The students' approach combines cutting-edge synthetic biology with practical engineering. They plan to use two specialised enzymes to break down the complex plant structures surrounding cellulose fibres in barley grain, then further process those fibres into nano-scale particles.

One enzyme is particularly innovative: an ancestral endoglucanase reconstructed from computer analysis of proteins across different species throughout evolutionary time. This hypothetical enzyme, which never actually existed in nature but represents the theoretical ancestor of modern enzymes, has been shown to be more thermally stable and resistant to different conditions than naturally occurring versions.

“These conserved regions imbue more thermostable properties to the enzyme, meaning it stays active at high temperatures,” explains Dr Amy Yewdall, UC researcher and Principal Investigator at the Biomolecular Interaction Centre, who is mentoring the team. "We're basing this research on a paper that was published by another group, taking that work and applying it in this context."

The goal is to design a bioreactor, which is essentially a large vat where bacteria produce the enzymes that break down the spent grain, yielding nanocellulose at the other end.  

This marks the second time UC has integrated the iGEM competition into an undergraduate course, giving third-year students the rare opportunity to design and execute a complete research project from ideation through to international presentation. “It's not often that undergraduates get to do a full research project that's their idea from the very start,” Wilson says. “We're very lucky, very grateful to our mentors: Amy, Kelsi, Myles, and Mackenzie.”
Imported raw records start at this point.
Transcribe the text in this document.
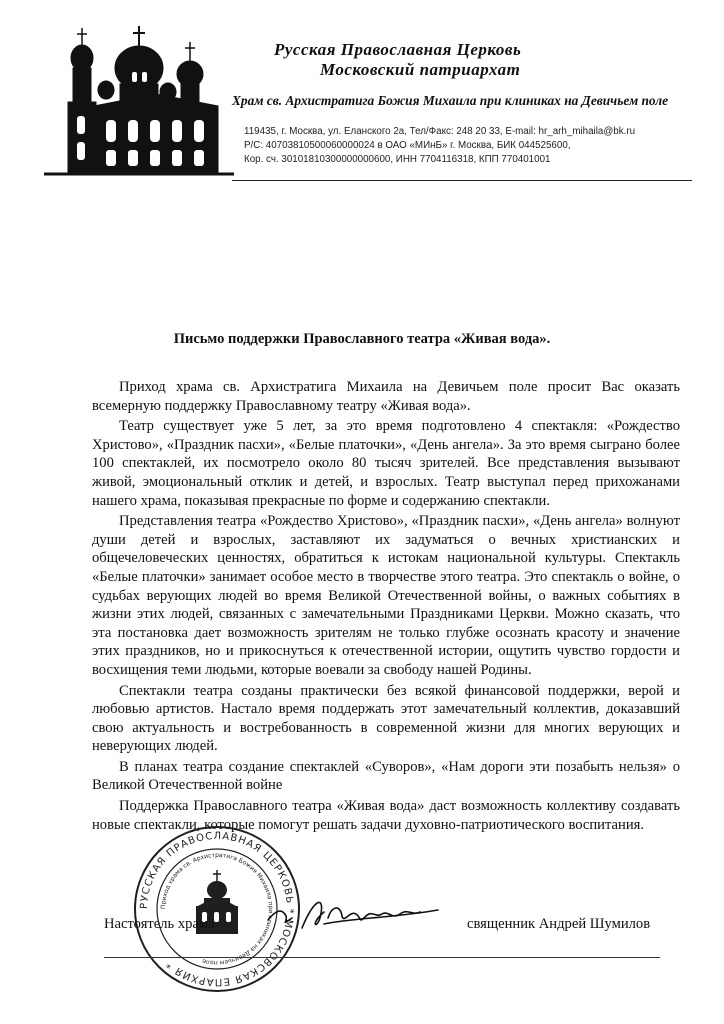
Русская Православная Церковь
Московский патриархат
Храм св. Архистратига Божия Михаила при клиниках на Девичьем поле
119435, г. Москва, ул. Еланского 2а, Тел/Факс: 248 20 33, E-mail: hr_arh_mihaila@bk.ru
Р/С: 40703810500060000024 в ОАО «МИнБ» г. Москва, БИК 044525600,
Кор. сч. 30101810300000000600, ИНН 7704116318, КПП 770401001
Письмо поддержки Православного театра «Живая вода».

Приход храма св. Архистратига Михаила на Девичьем поле просит Вас оказать всемерную поддержку Православному театру «Живая вода».

Театр существует уже 5 лет, за это время подготовлено 4 спектакля: «Рождество Христово», «Праздник пасхи», «Белые платочки», «День ангела». За это время сыграно более 100 спектаклей, их посмотрело около 80 тысяч зрителей. Все представления вызывают живой, эмоциональный отклик и детей, и взрослых. Театр выступал перед прихожанами нашего храма, показывая прекрасные по форме и содержанию спектакли.

Представления театра «Рождество Христово», «Праздник пасхи», «День ангела» волнуют души детей и взрослых, заставляют их задуматься о вечных христианских и общечеловеческих ценностях, обратиться к истокам национальной культуры. Спектакль «Белые платочки» занимает особое место в творчестве этого театра. Это спектакль о войне, о судьбах верующих людей во время Великой Отечественной войны, о важных событиях в жизни этих людей, связанных с замечательными Праздниками Церкви. Можно сказать, что эта постановка дает возможность зрителям не только глубже осознать красоту и значение этих праздников, но и прикоснуться к отечественной истории, ощутить чувство гордости и восхищения теми людьми, которые воевали за свободу нашей Родины.

Спектакли театра созданы практически без всякой финансовой поддержки, верой и любовью артистов. Настало время поддержать этот замечательный коллектив, доказавший свою актуальность и востребованность в современной жизни для многих верующих и неверующих людей.

В планах театра создание спектаклей «Суворов», «Нам дороги эти позабыть нельзя» о Великой Отечественной войне

Поддержка Православного театра «Живая вода» даст возможность коллективу создавать новые спектакли, которые помогут решать задачи духовно-патриотического воспитания.

РУССКАЯ ПРАВОСЛАВНАЯ ЦЕРКОВЬ * МОСКОВСКАЯ ЕПАРХИЯ *
Приход храма св. Архистратига Божия Михаила при клиниках на Девичьем поле
Настоятель храма	священник Андрей Шумилов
Regardless of whether their specific approach succeeds, the students emphasise that their findings will contribute to future research. If successful, Nanobrew could offer New Zealand breweries an opportunity to lead globally in sustainability while tapping into a billion-dollar material market — all from what they currently throw away.

The team expects preliminary results within a few months, with all research completed by October ahead of the Paris competition. They plan to share their findings with the local community, including their brewery partners, when they return in December.